Leslie Tilley, Associate Professor of Music (B.Mus. 2000, Acadia University; M.A. 2003 and Ph.D. 2013, University of British Columbia), is a music analyst and ethnomusicologist whose research focuses on analytical approaches to non-canonic musics, with a particular interest in musical transformation. Her book, Making It Up Together: The Art of Collective Improvisation in Balinese Music and Beyond, was published with the University of Chicago Press in 2019. It is a sweeping study of collectively improvised practice, proposing new, cross-culturally applicable models for the analysis of both improvisatory process and collective creation, and demonstrating their analytic power through the close musical examination of two collectively improvised practices from Bali, Indonesia: the four-person melodic reyong norot practice and the paired interlocking drumming tradition kendang arja.
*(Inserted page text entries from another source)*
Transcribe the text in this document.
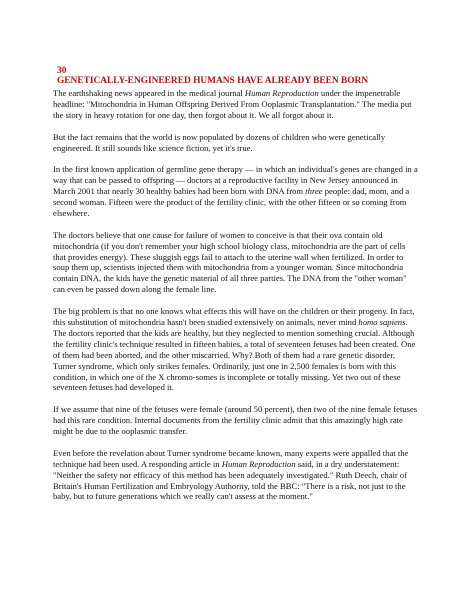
30
GENETICALLY-ENGINEERED HUMANS HAVE ALREADY BEEN BORN

The earthshaking news appeared in the medical journal Human Reproduction under the impenetrable headline: "Mitochondria in Human Offspring Derived From Ooplasmic Transplantation." The media put the story in heavy rotation for one day, then forgot about it. We all forgot about it.

But the fact remains that the world is now populated by dozens of children who were genetically engineered. It still sounds like science fiction, yet it's true.

In the first known application of germline gene therapy — in which an individual's genes are changed in a way that can be passed to offspring — doctors at a reproductive facility in New Jersey announced in March 2001 that nearly 30 healthy babies had been born with DNA from three people: dad, mom, and a second woman. Fifteen were the product of the fertility clinic, with the other fifteen or so coming from elsewhere.

The doctors believe that one cause for failure of women to conceive is that their ova contain old mitochondria (if you don't remember your high school biology class, mitochondria are the part of cells that provides energy). These sluggish eggs fail to attach to the uterine wall when fertilized. In order to soup them up, scientists injected them with mitochondria from a younger woman. Since mitochondria contain DNA, the kids have the genetic material of all three parties. The DNA from the "other woman" can even be passed down along the female line.

The big problem is that no one knows what effects this will have on the children or their progeny. In fact, this substitution of mitochondria hasn't been studied extensively on animals, never mind homo sapiens. The doctors reported that the kids are healthy, but they neglected to mention something crucial. Although the fertility clinic's technique resulted in fifteen babies, a total of seventeen fetuses had been created. One of them had been aborted, and the other miscarried. Why? Both of them had a rare genetic disorder, Turner syndrome, which only strikes females. Ordinarily, just one in 2,500 females is born with this condition, in which one of the X chromo-somes is incomplete or totally missing. Yet two out of these seventeen fetuses had developed it.

If we assume that nine of the fetuses were female (around 50 percent), then two of the nine female fetuses had this rare condition. Internal documents from the fertility clinic admit that this amazingly high rate might be due to the ooplasmic transfer.

Even before the revelation about Turner syndrome became known, many experts were appalled that the technique had been used. A responding article in Human Reproduction said, in a dry understatement: "Neither the safety nor efficacy of this method has been adequately investigated." Ruth Deech, chair of Britain's Human Fertilization and Embryology Authority, told the BBC: "There is a risk, not just to the baby, but to future generations which we really can't assess at the moment."
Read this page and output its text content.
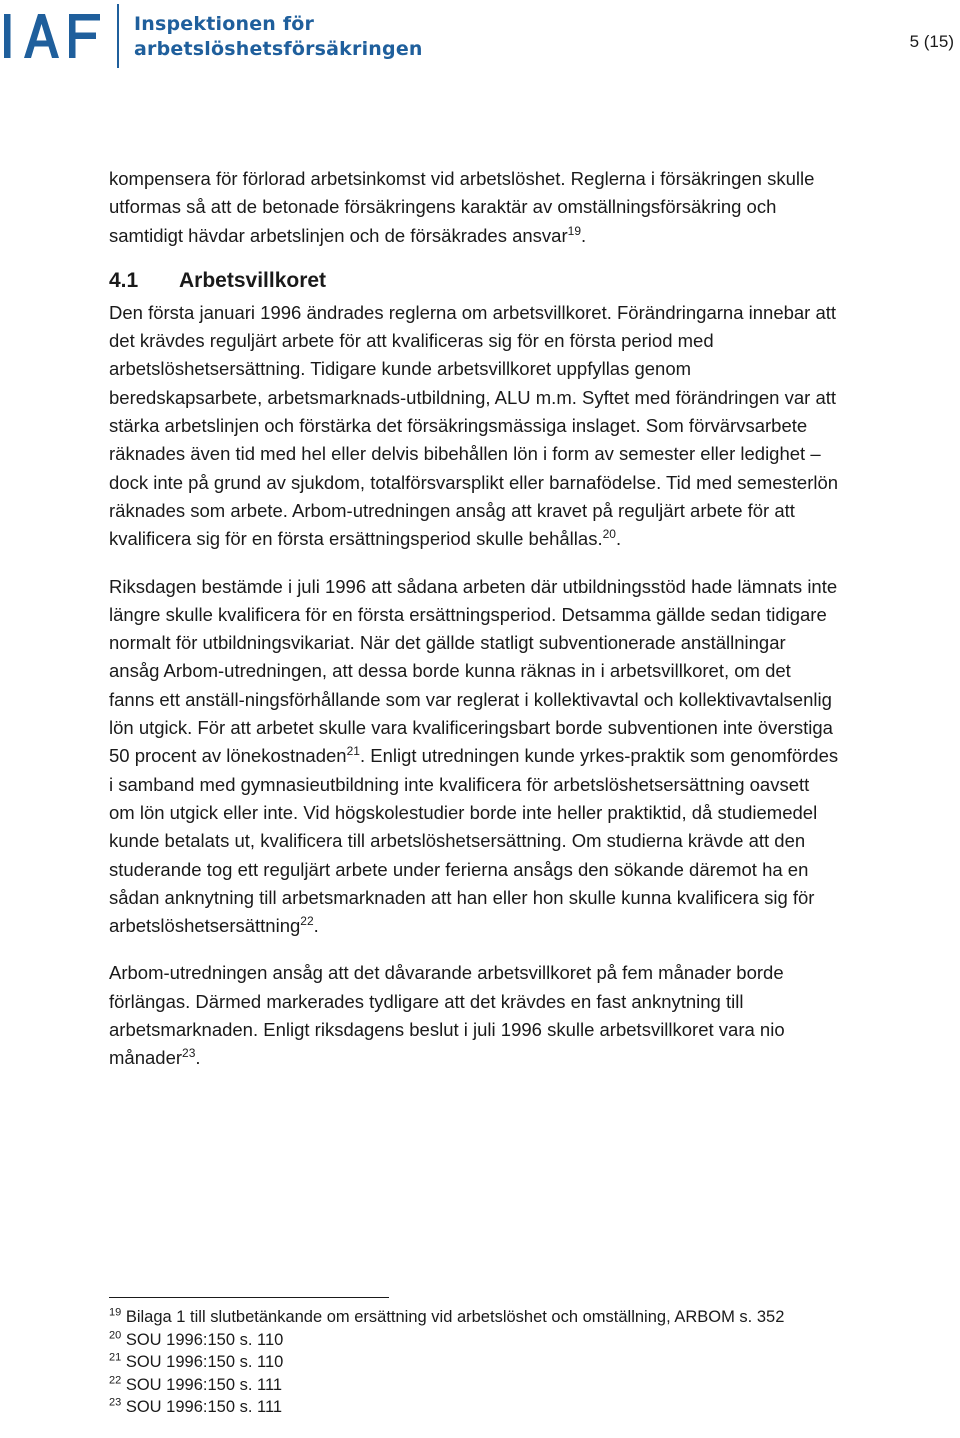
Inspektionen för
arbetslöshetsförsäkringen	5 (15)

kompensera för förlorad arbetsinkomst vid arbetslöshet. Reglerna i försäkringen skulle utformas så att de betonade försäkringens karaktär av omställningsförsäkring och samtidigt hävdar arbetslinjen och de försäkrades ansvar$^{19}$.

4.1 Arbetsvillkoret

Den första januari 1996 ändrades reglerna om arbetsvillkoret. Förändringarna innebar att det krävdes reguljärt arbete för att kvalificeras sig för en första period med arbetslöshetsersättning. Tidigare kunde arbetsvillkoret uppfyllas genom beredskapsarbete, arbetsmarknads-utbildning, ALU m.m. Syftet med förändringen var att stärka arbetslinjen och förstärka det försäkringsmässiga inslaget. Som förvärvsarbete räknades även tid med hel eller delvis bibehållen lön i form av semester eller ledighet – dock inte på grund av sjukdom, totalförsvarsplikt eller barnafödelse. Tid med semesterlön räknades som arbete. Arbom-utredningen ansåg att kravet på reguljärt arbete för att kvalificera sig för en första ersättningsperiod skulle behållas.$^{20}$.

Riksdagen bestämde i juli 1996 att sådana arbeten där utbildningsstöd hade lämnats inte längre skulle kvalificera för en första ersättningsperiod. Detsamma gällde sedan tidigare normalt för utbildningsvikariat. När det gällde statligt subventionerade anställningar ansåg Arbom-utredningen, att dessa borde kunna räknas in i arbetsvillkoret, om det fanns ett anställ-ningsförhållande som var reglerat i kollektivavtal och kollektivavtalsenlig lön utgick. För att arbetet skulle vara kvalificeringsbart borde subventionen inte överstiga 50 procent av lönekostnaden$^{21}$. Enligt utredningen kunde yrkes-praktik som genomfördes i samband med gymnasieutbildning inte kvalificera för arbetslöshetsersättning oavsett om lön utgick eller inte. Vid högskolestudier borde inte heller praktiktid, då studiemedel kunde betalats ut, kvalificera till arbetslöshetsersättning. Om studierna krävde att den studerande tog ett reguljärt arbete under ferierna ansågs den sökande däremot ha en sådan anknytning till arbetsmarknaden att han eller hon skulle kunna kvalificera sig för arbetslöshetsersättning$^{22}$.

Arbom-utredningen ansåg att det dåvarande arbetsvillkoret på fem månader borde förlängas. Därmed markerades tydligare att det krävdes en fast anknytning till arbetsmarknaden. Enligt riksdagens beslut i juli 1996 skulle arbetsvillkoret vara nio månader$^{23}$.

$^{19}$ Bilaga 1 till slutbetänkande om ersättning vid arbetslöshet och omställning, ARBOM s. 352

$^{20}$ SOU 1996:150 s. 110

$^{21}$ SOU 1996:150 s. 110

$^{22}$ SOU 1996:150 s. 111

$^{23}$ SOU 1996:150 s. 111
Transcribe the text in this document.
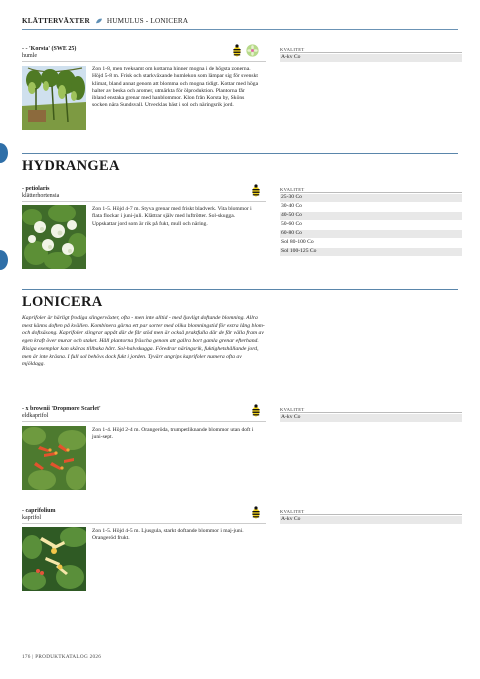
KLÄTTERVÄXTER HUMULUS - LONICERA
- - 'Korsta' (SWE 25)
humle
Zon 1-8, men tveksamt om kottarna hinner mogna i de högsta zonerna. Höjd 5-8 m. Frisk och starkväxande humlekon som lämpar sig för svenskt klimat, bland annat genom att blomma och mogna tidigt. Kottar med höga halter av beska och aromer, utmärkta för ölproduktion. Plantorna får ibland enstaka grenar med hanblommor. Klon från Korsta by, Sköns socken nära Sundsvall. Utvecklas bäst i sol och näringsrik jord.
KVALITET
A-kv Co
HYDRANGEA
- petiolaris
klätterhortensia
Zon 1-5. Höjd 4-7 m. Styva grenar med friskt bladverk. Vita blommor i flata flockar i juni-juli. Klättrar själv med luftrötter. Sol-skugga. Uppskattar jord som är rik på fukt, mull och näring.
KVALITET
25-30 Co
30-40 Co
40-50 Co
50-60 Co
60-80 Co
Sol 80-100 Co
Sol 100-125 Co
LONICERA
Kaprifoler är härligt frodiga slingerväxter, ofta - men inte alltid - med ljuvligt doftande blomning. Allra mest känns doften på kvällen. Kombinera gärna ett par sorter med olika blomningstid för extra lång blom- och doftsäsong. Kaprifoler slingrar uppåt där de får stöd men är också praktfulla där de får välla fram av egen kraft över murar och staket. Håll plantorna fräscha genom att gallra bort gamla grenar efterhand. Risiga exemplar kan skäras tillbaka hårt. Sol-halvskugga. Föredrar näringsrik, fuktighetshållande jord, men är inte kräsna. I full sol behövs dock fukt i jorden. Tyvärr angrips kaprifoler numera ofta av mjöldagg.
- x brownii 'Dropmore Scarlet'
eldkaprifol
Zon 1-4. Höjd 2-4 m. Orangeröda, trumpetliknande blommor utan doft i juni-sept.
KVALITET
A-kv Co
- caprifolium
kaprifol
Zon 1-5. Höjd 4-5 m. Ljusgula, starkt doftande blommor i maj-juni. Orangeröd frukt.
KVALITET
A-kv Co
176 | PRODUKTKATALOG 2026
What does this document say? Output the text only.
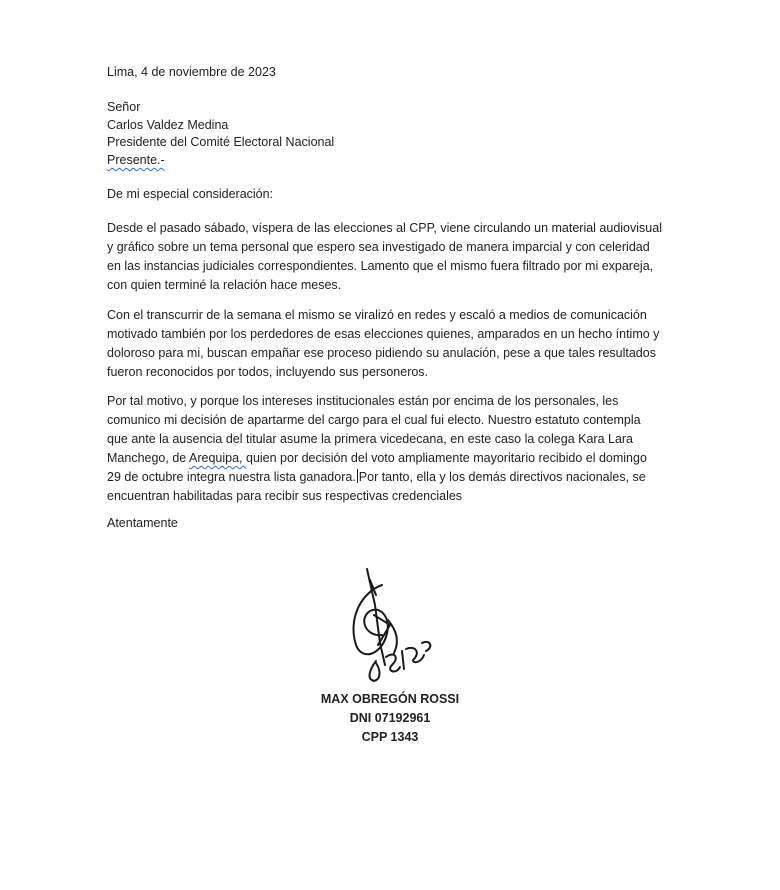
Lima, 4 de noviembre de 2023
Señor
Carlos Valdez Medina
Presidente del Comité Electoral Nacional
Presente.-
De mi especial consideración:
Desde el pasado sábado, víspera de las elecciones al CPP, viene circulando un material audiovisual
y gráfico sobre un tema personal que espero sea investigado de manera imparcial y con celeridad
en las instancias judiciales correspondientes. Lamento que el mismo fuera filtrado por mi expareja,
con quien terminé la relación hace meses.
Con el transcurrir de la semana el mismo se viralizó en redes y escaló a medios de comunicación
motivado también por los perdedores de esas elecciones quienes, amparados en un hecho íntimo y
doloroso para mi, buscan empañar ese proceso pidiendo su anulación, pese a que tales resultados
fueron reconocidos por todos, incluyendo sus personeros.
Por tal motivo, y porque los intereses institucionales están por encima de los personales, les
comunico mi decisión de apartarme del cargo para el cual fui electo. Nuestro estatuto contempla
que ante la ausencia del titular asume la primera vicedecana, en este caso la colega Kara Lara
Manchego, de Arequipa, quien por decisión del voto ampliamente mayoritario recibido el domingo
29 de octubre integra nuestra lista ganadora. Por tanto, ella y los demás directivos nacionales, se
encuentran habilitadas para recibir sus respectivas credenciales
Atentamente
MAX OBREGÓN ROSSI
DNI 07192961
CPP 1343
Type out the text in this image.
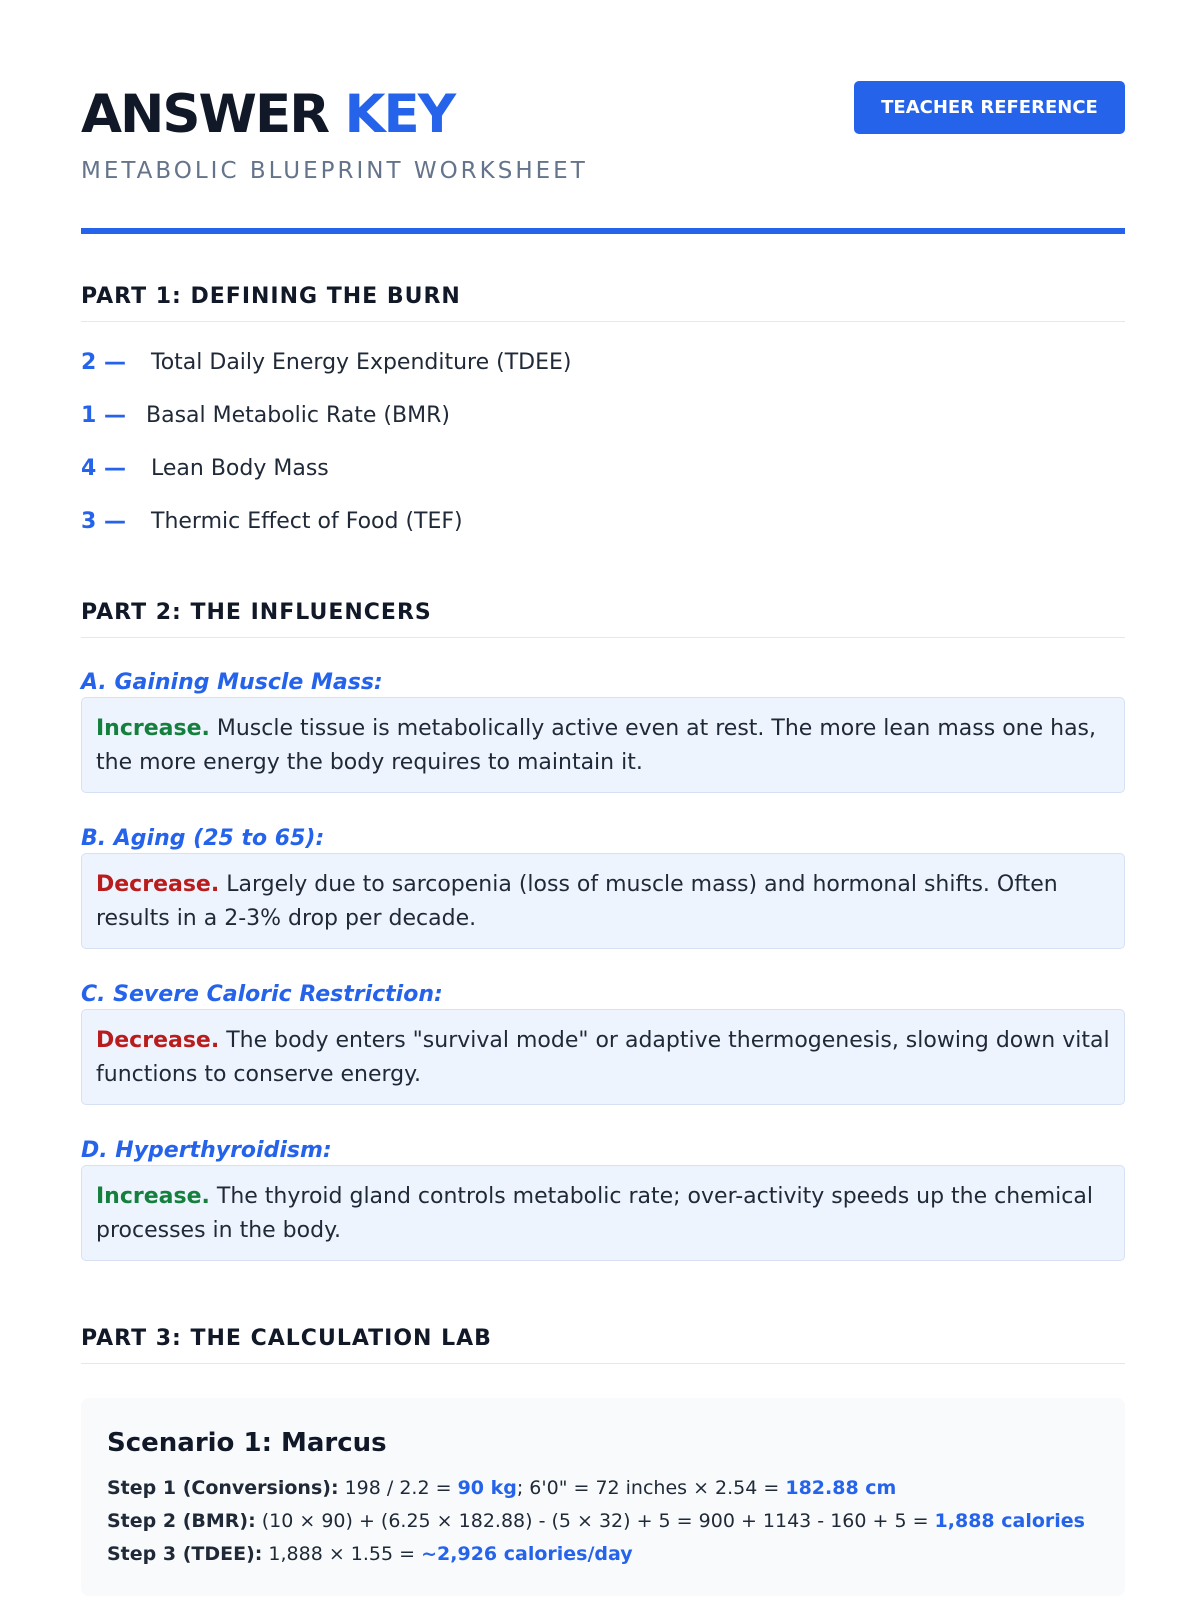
ANSWER KEY
METABOLIC BLUEPRINT WORKSHEET
TEACHER REFERENCE
PART 1: DEFINING THE BURN
2 —	Total Daily Energy Expenditure (TDEE)
1 — Basal Metabolic Rate (BMR)
4 —	Lean Body Mass
3 —	Thermic Effect of Food (TEF)
PART 2: THE INFLUENCERS
A. Gaining Muscle Mass:
Increase. Muscle tissue is metabolically active even at rest. The more lean mass one has, the more energy the body requires to maintain it.
B. Aging (25 to 65):
Decrease. Largely due to sarcopenia (loss of muscle mass) and hormonal shifts. Often results in a 2-3% drop per decade.
C. Severe Caloric Restriction:
Decrease. The body enters "survival mode" or adaptive thermogenesis, slowing down vital functions to conserve energy.
D. Hyperthyroidism:
Increase. The thyroid gland controls metabolic rate; over-activity speeds up the chemical processes in the body.
PART 3: THE CALCULATION LAB
Scenario 1: Marcus
Step 1 (Conversions): 198 / 2.2 = 90 kg; 6'0" = 72 inches × 2.54 = 182.88 cm
Step 2 (BMR): (10 × 90) + (6.25 × 182.88) - (5 × 32) + 5 = 900 + 1143 - 160 + 5 = 1,888 calories
Step 3 (TDEE): 1,888 × 1.55 = ~2,926 calories/day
Tilley's work at once delves deeply into musical particulars and proposes broad-reaching analytical approaches and disciplinary interventions. In various recent and
forthcoming articles and chapters in edited volumes, she has explored ways that ethnography and fieldwork methods can nuance an analysis of kendang arja improvisation, borrowed theories of linguistic diffusion and variation to explain how improvised arja drum patterns move and change across time and space, analyzed influences of Balinese music on 20th-century Western composers, proposed new pedagogical models for teaching gamelan outside Indonesia, broadly examined and critiqued the many analytical methods used by ethnomusicologists over the last 140 years, and, in a collaboratively-written piece, examined the challenges, goals, disagreements, and possible ways forward for diversifying and decolonizing music theory pedagogy. Tilley's newest work expands the purview of her forays into musical transformation, seeking ways to analyze the complex creativity within constraint inherent in the production of popular music cover songs. She has presented her work at several national and international conferences, including Analytical Approaches to World Music (AAWM), Society for Ethnomusicology (SEM), Society for Music Theory (SMT), and the Society for Music Analysis (SMA)’s Music Analysis Conference.
Leslie regularly teaches Rhythms of the World (21M.053), an innovative fundamentals of music course of her own design, Music of Indonesia (21M.292), and Introduction to World Music (21M.030). She has also taught an Advanced Seminar in Music (21M.500) on Analyzing Popular Music and led the MIT Balinese gamelan (21M.450).